Es 24 de septiembre del 2019. ¿Lo puedes creer? Aquí estamos, tú y yo, aún juntos un año más tarde desde aquel día en que sin anticipación alguna y con cierto miedo me pediste que fuera tu novia.
Un año, wow. Es tan surreal pensar en todo lo que hemos pasado en estos meses juntos, y en que a pesar de todo, logramos cumplir eso que planteamos como un simple deseo cuando aceptamos este nuevo reto.
Pasamos por momentos hermosos pero también unos muy difíciles. Lo creímos todo perdido y lloramos por la pura frustración de no saber cómo seguir adelante, pero mi vida, lo logramos.
Superamos todo eso que nos quitó la calma y todo por nuestro amor. De cada experiencia obtuvimos sabiduría y nos volvimos más fuertes, tanto que hoy que inicia un nuevo año, no tengo duda de que este es sólo el inicio de algo hermoso que durará muchísimo más.
Este último año he sido capaz de crecer, de volverme más fuerte ante ciertas situaciones, y principalmente, he aprendido sobre lo que es amar de verdad a una persona. Amar con tanta intensidad y que se sienta correcto, de la manera más pura imaginable.
He llorado, me he enojado, pero esto no es nada en comparación a esa felicidad que me ha acompañado en este año junto a ti. Suelo decírtelo, pero no creo haber sentido una alegría similar a la que sólo tú sabes entregarme, y por eso mismo es que no quiero irme jamás de tu lado.
No te prometo una vida de pura felicidad, pero juro estar ahí cuando necesites unos brazos en los que refugiarte cuando quieras desahogarte. En mí puedes encontrar paz, y quiero que cada día de tu vida tengas la convicción de aquello.
Conocerte fue sin duda alguna lo más preciado que la vida me ha podido entregar, y creo que sabes bien que no me refiero tan solo a ti como KiBum.
Este último año conocí al verdadero tú, a esa persona sensible pero hermosa que ama tanto las caricaturas para niños como el visual kei, y me enamoré. Encontré en ti eso que siempre había deseado, y me enamoré del verdadero tú.
Cuando fui capaz de abrazarte, de sentir tu corazón junto al mío confirmé eso que por meses había pensado; no puedo dejarte ir.

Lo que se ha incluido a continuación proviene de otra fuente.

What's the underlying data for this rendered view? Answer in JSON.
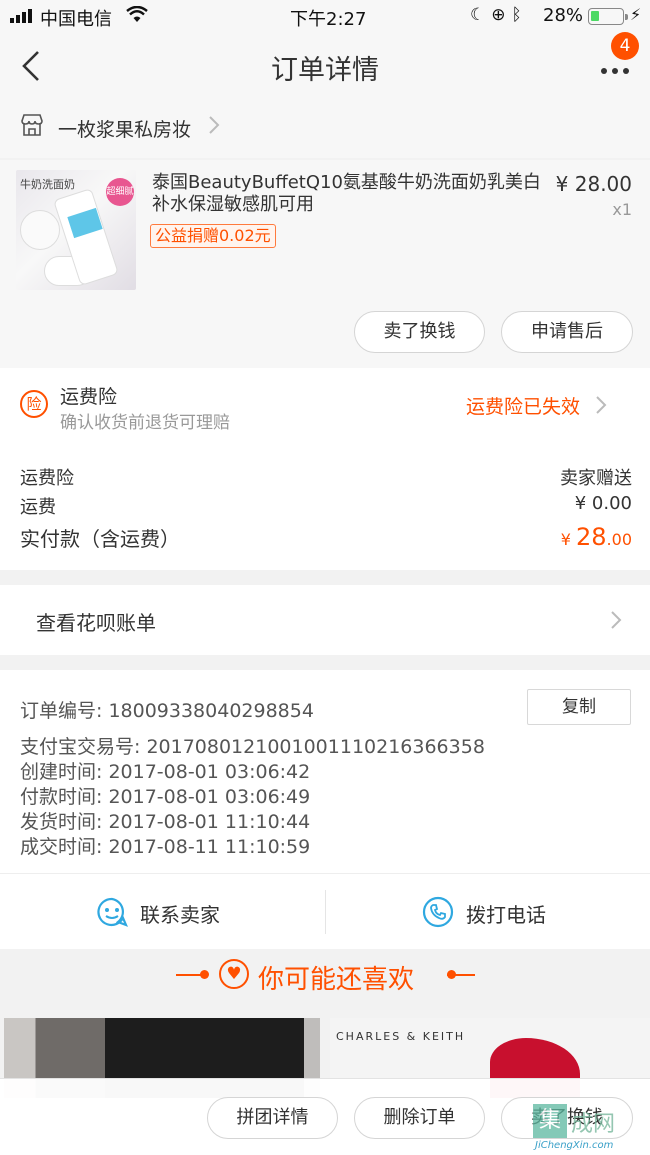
{
  "status_bar": {
    "carrier": "中国电信",
    "time": "下午2:27",
    "battery_pct": "28%",
    "battery_level": 0.28
  },
  "nav": {
    "title": "订单详情",
    "badge_count": "4"
  },
  "shop": {
    "name": "一枚浆果私房妆"
  },
  "product": {
    "title": "泰国BeautyBuffetQ10氨基酸牛奶洗面奶乳美白补水保湿敏感肌可用",
    "price": "¥ 28.00",
    "qty": "x1",
    "charity": "公益捐赠0.02元",
    "image_tag": "牛奶洗面奶",
    "image_badge": "超细腻",
    "btn_sell": "卖了换钱",
    "btn_aftersale": "申请售后"
  },
  "insurance": {
    "icon_text": "险",
    "title": "运费险",
    "subtitle": "确认收货前退货可理赔",
    "status": "运费险已失效"
  },
  "fees": {
    "rows": [
      {
        "label": "运费险",
        "value": "卖家赠送"
      },
      {
        "label": "运费",
        "value": "¥ 0.00"
      }
    ],
    "paid_label": "实付款（含运费）",
    "paid_currency": "¥ ",
    "paid_int": "28",
    "paid_dec": ".00"
  },
  "huabei": {
    "label": "查看花呗账单"
  },
  "order_info": {
    "copy_label": "复制",
    "lines": [
      "订单编号:  18009338040298854",
      "支付宝交易号:  2017080121001001110216366358",
      "创建时间:  2017-08-01 03:06:42",
      "付款时间:  2017-08-01 03:06:49",
      "发货时间:  2017-08-01 11:10:44",
      "成交时间:  2017-08-11 11:10:59"
    ]
  },
  "contact": {
    "seller": "联系卖家",
    "phone": "拨打电话"
  },
  "recommend": {
    "title": "你可能还喜欢",
    "brand": "CHARLES & KEITH"
  },
  "bottom": {
    "btn_group": "拼团详情",
    "btn_delete": "删除订单",
    "btn_sell": "卖了换钱"
  },
  "watermark": {
    "char": "集",
    "text": "成网",
    "url": "JiChengXin.com"
  },
  "colors": {
    "accent": "#ff5000",
    "battery_green": "#4cd964"
  }
}
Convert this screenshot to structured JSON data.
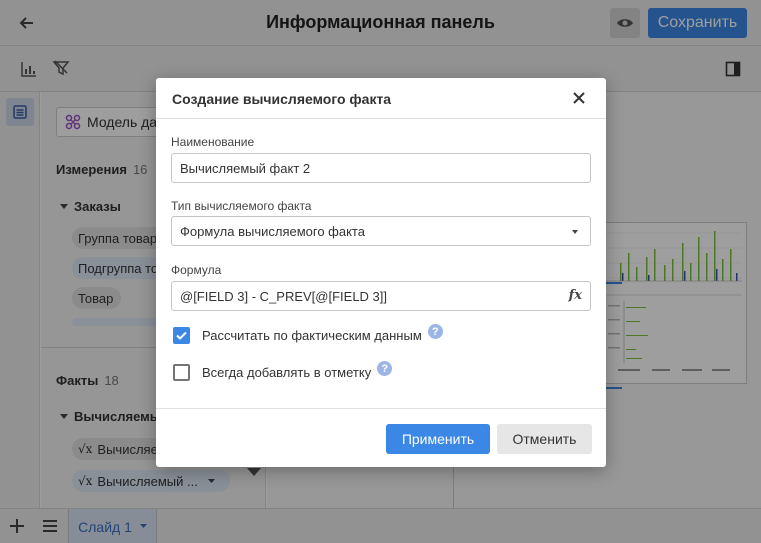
{
  "header": {
    "title": "Информационная панель",
    "save_label": "Сохранить"
  },
  "side_panel": {
    "model_label": "Модель да",
    "dimensions_title": "Измерения",
    "dimensions_count": "16",
    "orders_group": "Заказы",
    "dimension_items": [
      "Группа товар",
      "Подгруппа то",
      "Товар"
    ],
    "facts_title": "Факты",
    "facts_count": "18",
    "calc_group": "Вычисляемы",
    "fact_items": [
      "Вычисляе",
      "Вычисляемый ..."
    ]
  },
  "bottom_bar": {
    "slide_tab": "Слайд 1"
  },
  "dialog": {
    "title": "Создание вычисляемого факта",
    "name_label": "Наименование",
    "name_value": "Вычисляемый факт 2",
    "type_label": "Тип вычисляемого факта",
    "type_value": "Формула вычисляемого факта",
    "formula_label": "Формула",
    "formula_value": "@[FIELD 3] - C_PREV[@[FIELD 3]]",
    "fx_label": "fx",
    "calc_actual_label": "Рассчитать по фактическим данным",
    "calc_actual_checked": true,
    "always_add_label": "Всегда добавлять в отметку",
    "always_add_checked": false,
    "apply_label": "Применить",
    "cancel_label": "Отменить"
  },
  "colors": {
    "accent": "#3b87e6",
    "header_bg": "#ececec",
    "chip_blue": "#dfe9f5",
    "chip_gray": "#e1e1e1"
  }
}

Eres tú eso que yo toda mi vida había soñado, incluso superaste mis expectativas, y ahora no tengo duda alguna de que quiero estar junto a ti hasta el último día de mi vida, porque eres tú la persona más hermosa, más dulce, más maravillosa que el destino pudo poner en mi camino como ese alguien que a mí correspondía.

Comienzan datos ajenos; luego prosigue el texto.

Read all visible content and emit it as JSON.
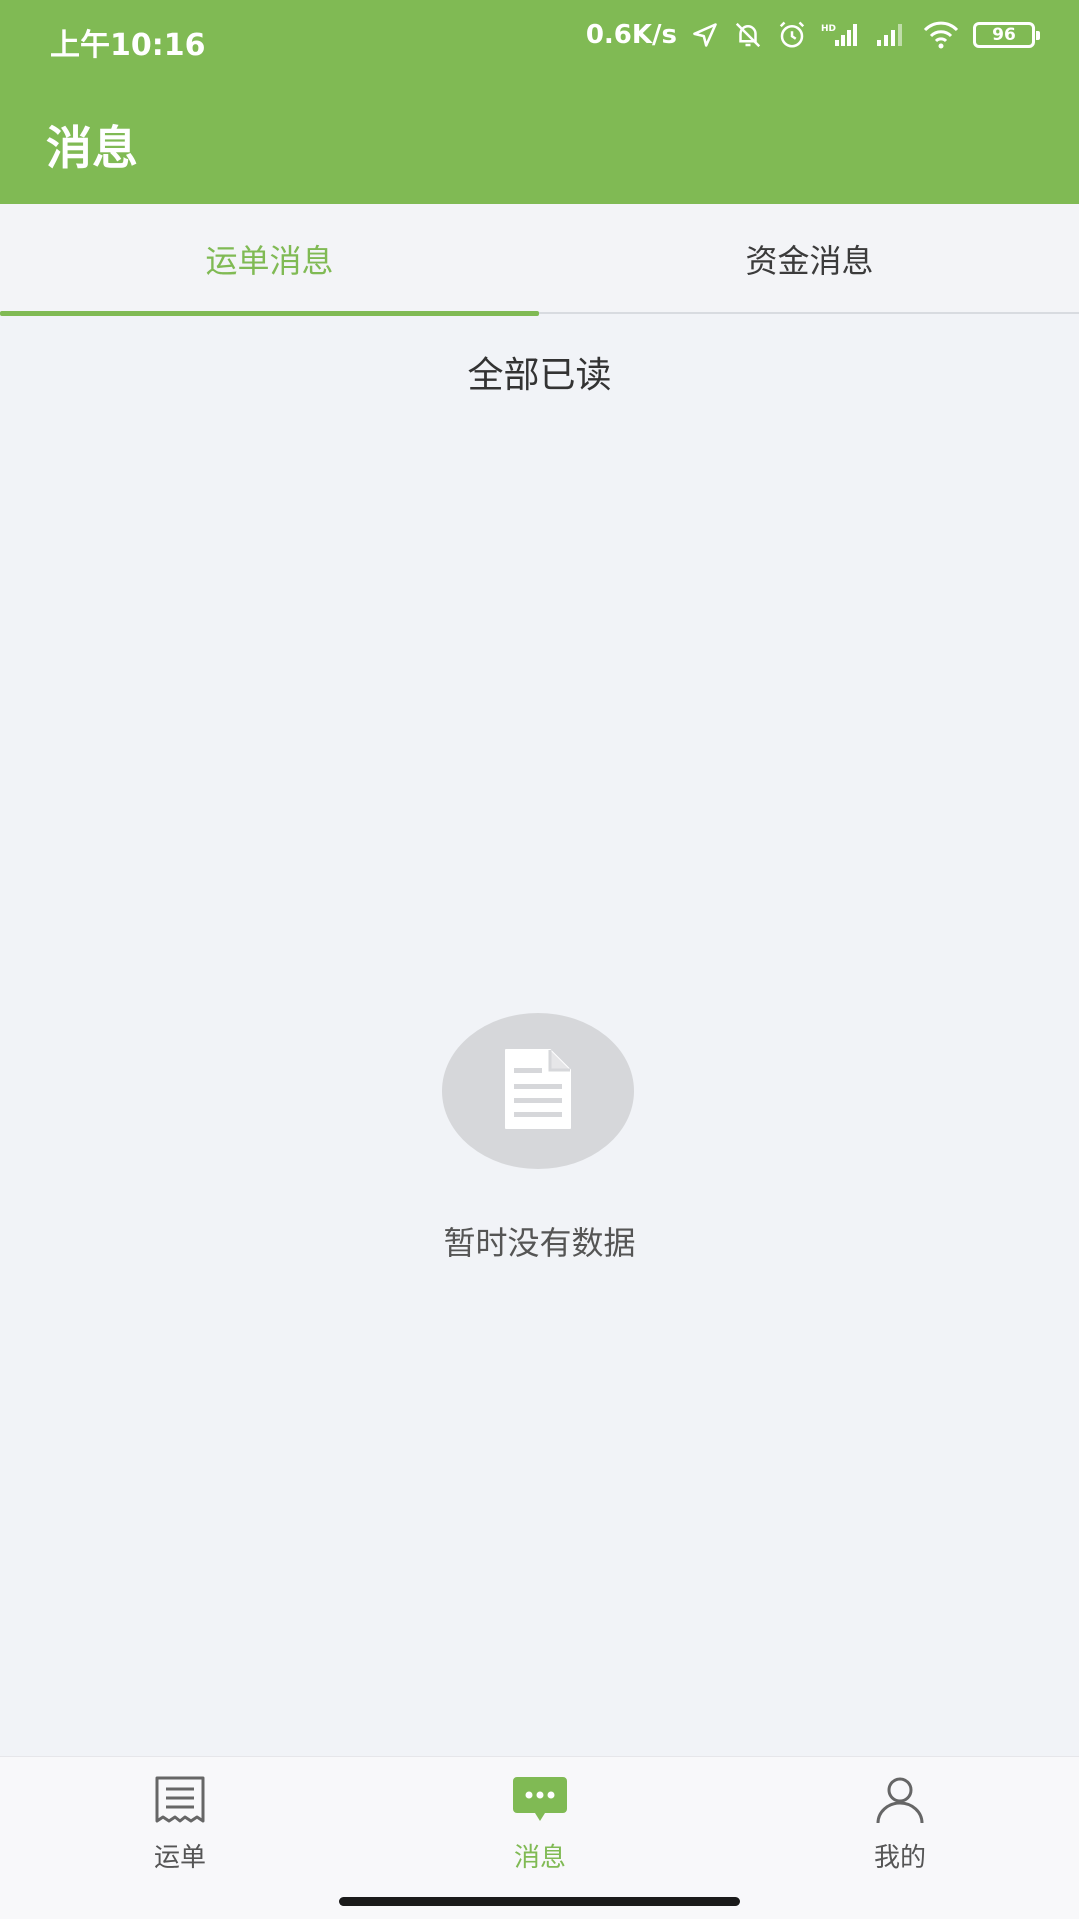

En ti veo esperanza, veo felicidad, veo eso que con miedo busco cuando lo veo todo oscuro. Eres mi luz, y jamás dejaré que alguien te apague, porque mientras tú y yo estemos juntos, todo estará más que bien.
Te amo desde lo más profundo de mi corazón de niñita, y hasta que este de su último latido, juro permanecer a tu lado, recordándote cada día de nuestras vidas que eres la persona que más voy a amar en mi existencia.

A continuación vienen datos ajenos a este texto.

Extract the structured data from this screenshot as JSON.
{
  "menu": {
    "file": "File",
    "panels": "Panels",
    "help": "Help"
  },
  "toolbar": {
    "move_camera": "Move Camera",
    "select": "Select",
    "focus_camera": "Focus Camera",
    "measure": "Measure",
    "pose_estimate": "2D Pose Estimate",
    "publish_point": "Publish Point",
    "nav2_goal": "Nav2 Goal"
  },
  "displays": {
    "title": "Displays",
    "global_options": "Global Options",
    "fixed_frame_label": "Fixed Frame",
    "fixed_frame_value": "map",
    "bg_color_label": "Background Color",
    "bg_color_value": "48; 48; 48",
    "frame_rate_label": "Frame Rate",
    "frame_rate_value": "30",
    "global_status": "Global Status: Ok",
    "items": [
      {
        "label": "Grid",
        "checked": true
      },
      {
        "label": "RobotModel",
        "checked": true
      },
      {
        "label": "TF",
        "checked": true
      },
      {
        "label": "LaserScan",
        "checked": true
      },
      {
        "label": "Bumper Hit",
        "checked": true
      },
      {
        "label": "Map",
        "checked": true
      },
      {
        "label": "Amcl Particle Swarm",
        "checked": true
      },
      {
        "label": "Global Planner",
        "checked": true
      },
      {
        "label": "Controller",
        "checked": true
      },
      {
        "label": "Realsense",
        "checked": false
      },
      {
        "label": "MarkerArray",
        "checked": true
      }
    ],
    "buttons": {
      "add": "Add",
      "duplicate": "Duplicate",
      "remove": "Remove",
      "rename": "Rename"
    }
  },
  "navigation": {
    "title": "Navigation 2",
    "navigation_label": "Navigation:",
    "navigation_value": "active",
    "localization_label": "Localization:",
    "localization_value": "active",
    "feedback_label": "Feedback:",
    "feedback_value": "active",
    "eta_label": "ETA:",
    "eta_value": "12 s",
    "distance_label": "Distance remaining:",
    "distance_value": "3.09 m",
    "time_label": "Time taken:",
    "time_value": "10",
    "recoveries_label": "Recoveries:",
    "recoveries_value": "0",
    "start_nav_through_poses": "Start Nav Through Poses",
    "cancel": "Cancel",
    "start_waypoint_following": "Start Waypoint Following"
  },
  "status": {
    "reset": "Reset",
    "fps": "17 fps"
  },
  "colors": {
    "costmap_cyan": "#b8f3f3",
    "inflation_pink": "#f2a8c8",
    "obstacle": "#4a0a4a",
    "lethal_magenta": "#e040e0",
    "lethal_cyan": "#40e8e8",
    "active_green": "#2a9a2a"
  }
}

Tú creciste y yo crecí también, pero por lo que resta de eternidad yo seré tu nenita y tú serás mi adorado príncipe púrpura.
Estoy orgullosa de el hombre en el que te has convertido. Tan fiel, tan seguro de tus sentimientos, tan...tú, el real tú. Estoy orgullosa de amarte y de hablarle a mis amigos de lo muy feliz que me haces, Kiki.
Lo logramos, pero aún hay mucho más por lograr, así que espero que estés listo para compartir el resto de tu vida conmigo.
Te amo tanto que me cuesta expresarlo en sólo dos palabras como lo son las recién mencionadas, pero como te he dicho, me empeñaré en que puedas sentirlo en cada segundo de vida.
En verdad te amo y te agradezco por este maravilloso año.
El primer año, el primero de muchos.
¡Feliz primer aniversario, KiBummie/Kiki!